Gilbert owns and manages Cactus Yards

Gilbert owns and manages Cactus Yards, which was once operated by Big League Dreams and then brought back under the town’s management. Closed since July 2017, it reopens with a big party Saturday.  

After millions of taxpayer dollars spent on repairs, a town-owned sports facility re-opens this weekend with a new name and a new operator.

Gilbert Parks and Recreation is now managing the facility renamed Cactus Yards. The town in 2017 severed all ties with former operator Big League Dreams on the grounds it failed to maintain the park leading to more needed repairs. The two sides were still embroiled in a lawsuit.

The town is preparing a big celebration next Saturday to mark the reopening of the venue.

“We anticipate 3,000 to 5,000 people over the course of the opening-day ceremonies,” said Robert Carmona, Parks and Recreation director.

The $40 million taxpayer-funded facility features scaled-down replicas of eight pro-baseball fields such as Fenway Park in Boston and Yankee Stadium in New York, a 20,000-square-foot indoor soccer pavilion and batting cages. 

Construction defects that have plagued the facility since its January 2008 opening – including plywood outfield walls improperly installed and poor drainage – led the town to abruptly close the park in July 2017 for safety repairs.

During the shut-down, crews repaired structural deficiencies in the grandstand and brought stairways and handrails up to compliance with the Americans with Disability Act, according to Carmona.

The town approved a $12.8 million budget for that work as well as a $2.5 million maintenance-and-repair budget to address deficiencies and meet the needs of the operating plan, Carmona said.

Council in October approved spending $259,000 to buy and install artificial turf for the park’s soccer pavilion field and the six spin areas between the ballfields.

Other items include repairs and maintenance to the two clubhouse restaurants, administration building, fieldhouse, batting cages, ballfields, grandstand graphics, common areas, dugout drainage, and parking lot, Carmona said.

“The actual expenses will come in about $500,000 under the budgeted amount,” Carmona said.

The town is using a $13.5 million settlement from M. A. Mortenson Co., the facility’s builder, to help cover the costs.

Repairs are not the only expense for Gilbert when it comes to the park.

Under the town’s business plan, it will cost Gilbert $2.3 million a year to operate the facility – $1.3 million for staffing and $950,000 for maintenance and programming.

Cactus Yards is anticipated to generate $1.2 million in annual revenue – $769,000 from programs, $280,000 from tournament and field rental fees for the baseball/softball fields, $65,000 from restaurant and concession contracts and $36,000 from the batting cages.

That leaves an annual budget shortfall of  $1.1 million that the town will need to plug. 

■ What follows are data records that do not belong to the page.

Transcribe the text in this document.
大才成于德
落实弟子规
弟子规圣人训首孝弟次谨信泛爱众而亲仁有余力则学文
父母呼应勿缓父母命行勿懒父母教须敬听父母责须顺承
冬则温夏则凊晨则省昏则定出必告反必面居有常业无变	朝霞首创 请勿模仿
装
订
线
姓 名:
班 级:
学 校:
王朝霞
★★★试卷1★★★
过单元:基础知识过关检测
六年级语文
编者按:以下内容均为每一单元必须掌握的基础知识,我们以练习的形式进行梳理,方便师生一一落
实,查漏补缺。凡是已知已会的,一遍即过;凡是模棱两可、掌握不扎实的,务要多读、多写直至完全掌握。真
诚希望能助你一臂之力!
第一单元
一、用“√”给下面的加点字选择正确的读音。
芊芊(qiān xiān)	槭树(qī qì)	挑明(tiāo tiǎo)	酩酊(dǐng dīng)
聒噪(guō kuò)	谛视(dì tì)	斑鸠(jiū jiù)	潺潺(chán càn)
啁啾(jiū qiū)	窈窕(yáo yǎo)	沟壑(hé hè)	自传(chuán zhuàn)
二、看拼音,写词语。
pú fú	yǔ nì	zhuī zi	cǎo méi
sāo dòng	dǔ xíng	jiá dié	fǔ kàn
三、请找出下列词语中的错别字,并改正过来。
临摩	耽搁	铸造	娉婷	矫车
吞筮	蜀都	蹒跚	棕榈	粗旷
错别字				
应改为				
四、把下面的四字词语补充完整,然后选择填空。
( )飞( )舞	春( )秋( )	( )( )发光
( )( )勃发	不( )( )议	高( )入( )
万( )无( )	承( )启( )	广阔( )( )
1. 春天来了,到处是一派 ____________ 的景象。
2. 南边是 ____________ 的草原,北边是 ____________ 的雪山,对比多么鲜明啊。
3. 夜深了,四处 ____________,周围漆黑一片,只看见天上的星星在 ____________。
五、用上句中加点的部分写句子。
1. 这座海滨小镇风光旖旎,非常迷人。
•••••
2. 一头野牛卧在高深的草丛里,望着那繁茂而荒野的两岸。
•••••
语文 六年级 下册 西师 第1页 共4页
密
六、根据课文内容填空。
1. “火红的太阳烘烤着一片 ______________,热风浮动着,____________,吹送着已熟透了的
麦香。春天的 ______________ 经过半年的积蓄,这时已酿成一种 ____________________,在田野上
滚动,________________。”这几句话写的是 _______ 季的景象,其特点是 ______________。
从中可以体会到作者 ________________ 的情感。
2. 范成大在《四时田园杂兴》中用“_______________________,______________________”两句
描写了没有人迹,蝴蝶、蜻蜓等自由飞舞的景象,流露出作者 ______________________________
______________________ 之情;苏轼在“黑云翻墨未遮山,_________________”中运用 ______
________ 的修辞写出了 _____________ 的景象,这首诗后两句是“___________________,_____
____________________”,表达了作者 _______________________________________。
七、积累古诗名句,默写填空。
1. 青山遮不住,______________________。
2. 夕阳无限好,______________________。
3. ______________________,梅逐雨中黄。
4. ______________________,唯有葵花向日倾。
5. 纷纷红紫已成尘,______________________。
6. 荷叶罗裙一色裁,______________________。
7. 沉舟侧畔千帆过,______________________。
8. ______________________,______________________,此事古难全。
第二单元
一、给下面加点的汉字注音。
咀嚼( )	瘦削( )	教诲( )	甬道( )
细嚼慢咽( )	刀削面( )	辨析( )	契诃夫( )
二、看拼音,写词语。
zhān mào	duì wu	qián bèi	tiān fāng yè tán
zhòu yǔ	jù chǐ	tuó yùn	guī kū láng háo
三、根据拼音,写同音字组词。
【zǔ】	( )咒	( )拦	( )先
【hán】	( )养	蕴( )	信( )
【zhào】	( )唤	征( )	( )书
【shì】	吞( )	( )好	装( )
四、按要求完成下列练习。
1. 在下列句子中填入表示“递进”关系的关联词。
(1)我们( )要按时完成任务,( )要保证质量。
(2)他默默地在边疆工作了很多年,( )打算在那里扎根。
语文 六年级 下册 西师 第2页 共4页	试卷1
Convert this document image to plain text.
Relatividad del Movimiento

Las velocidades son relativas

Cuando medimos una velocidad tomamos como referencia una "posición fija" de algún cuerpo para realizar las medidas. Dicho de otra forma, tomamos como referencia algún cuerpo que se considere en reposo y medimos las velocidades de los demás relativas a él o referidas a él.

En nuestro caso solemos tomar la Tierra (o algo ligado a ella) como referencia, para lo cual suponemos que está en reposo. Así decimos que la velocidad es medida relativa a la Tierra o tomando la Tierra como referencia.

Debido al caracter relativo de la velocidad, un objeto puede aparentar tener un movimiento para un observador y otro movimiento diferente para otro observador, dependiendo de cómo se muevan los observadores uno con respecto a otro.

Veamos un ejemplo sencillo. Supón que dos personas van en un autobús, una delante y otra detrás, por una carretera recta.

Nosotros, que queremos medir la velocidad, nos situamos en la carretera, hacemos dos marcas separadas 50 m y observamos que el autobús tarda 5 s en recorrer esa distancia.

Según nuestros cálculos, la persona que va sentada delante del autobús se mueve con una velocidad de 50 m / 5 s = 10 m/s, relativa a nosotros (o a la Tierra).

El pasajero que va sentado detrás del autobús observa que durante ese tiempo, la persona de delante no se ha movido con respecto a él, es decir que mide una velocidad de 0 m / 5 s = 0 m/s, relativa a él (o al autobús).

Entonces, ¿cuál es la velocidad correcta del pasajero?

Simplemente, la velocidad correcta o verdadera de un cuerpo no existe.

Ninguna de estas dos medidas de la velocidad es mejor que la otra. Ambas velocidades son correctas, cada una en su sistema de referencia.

Cactus Yards is part of the town’s roster of parks and – as with other municipalities public parks – is considered to be generally subsidized by taxpayers.

The town has been trying to fill play time at the sports facility.

Currently, about 90 percent of the available weekends at Cactus Yards in 2019 are booked for tournaments, according to Carmona.

“Registration for the various soccer, softball, and kickball league play is ongoing and numbers are growing as the opening date nears,” he said. “There are leagues and activities planned throughout each day of the week.”

He added weekends will consist of either private promoter-operated tournaments or town- sponsored tournaments.

Gilbert is heavily marketing the facility to potential users through means like social media -Facebook, Twitter, Instagram and Nextdoor, Carmona said.

Gilbert also has had discussions with several nationwide tournament promoters to bring local, regional and national tournaments to Cactus Yards, he said. 

Promoters include USSSA Baseball, USSSA Softball Fastpitch, USSSA Softball Slowpitch, USA Softball, Athletx Sports Group, Baseball Showcase, Triple Crown Sports, 3v3 Live Soccer and American Cornhole Association, he said.

Access for residents – who are paying the facility’s bond debt and operation costs – will be based on availability.

“During daytime weekday hours, residents will have access to the facility, based on availability, for drop-in individual usage without needing to reserve,” Carmona said. “The coin-operated batting cages and playground also be available.” 

Organized practices or games will need to make reservations and pay the appropriate rental fees, Carmona said. Access to the onsite restaurant, Sliders Sports Grill, also will be available.

Also, during the week the town won’t be charging a gate fee to enter the facility, he said. Previously, users 13 and older paid a $5 gate fee.

For private promoter-operated tournaments on weekends, which may include select Fridays or Mondays, a gate fee will be charged, according to Carmona.

Cactus Yard will be used year-round with the first season focused on activities, including softball, baseball, soccer and and kickball, Carmona said.

“Other activities will be planned as trends emerge and community demand changes,” he said. “The Town will also look to rent the space out for other special events as interests arise.”

 Carmona said the department will always be looking for ways to optimize operations of the facility.

“The department will also always review opportunities to increase revenue and decrease operational costs through efficiency and proper maintenance,” he said.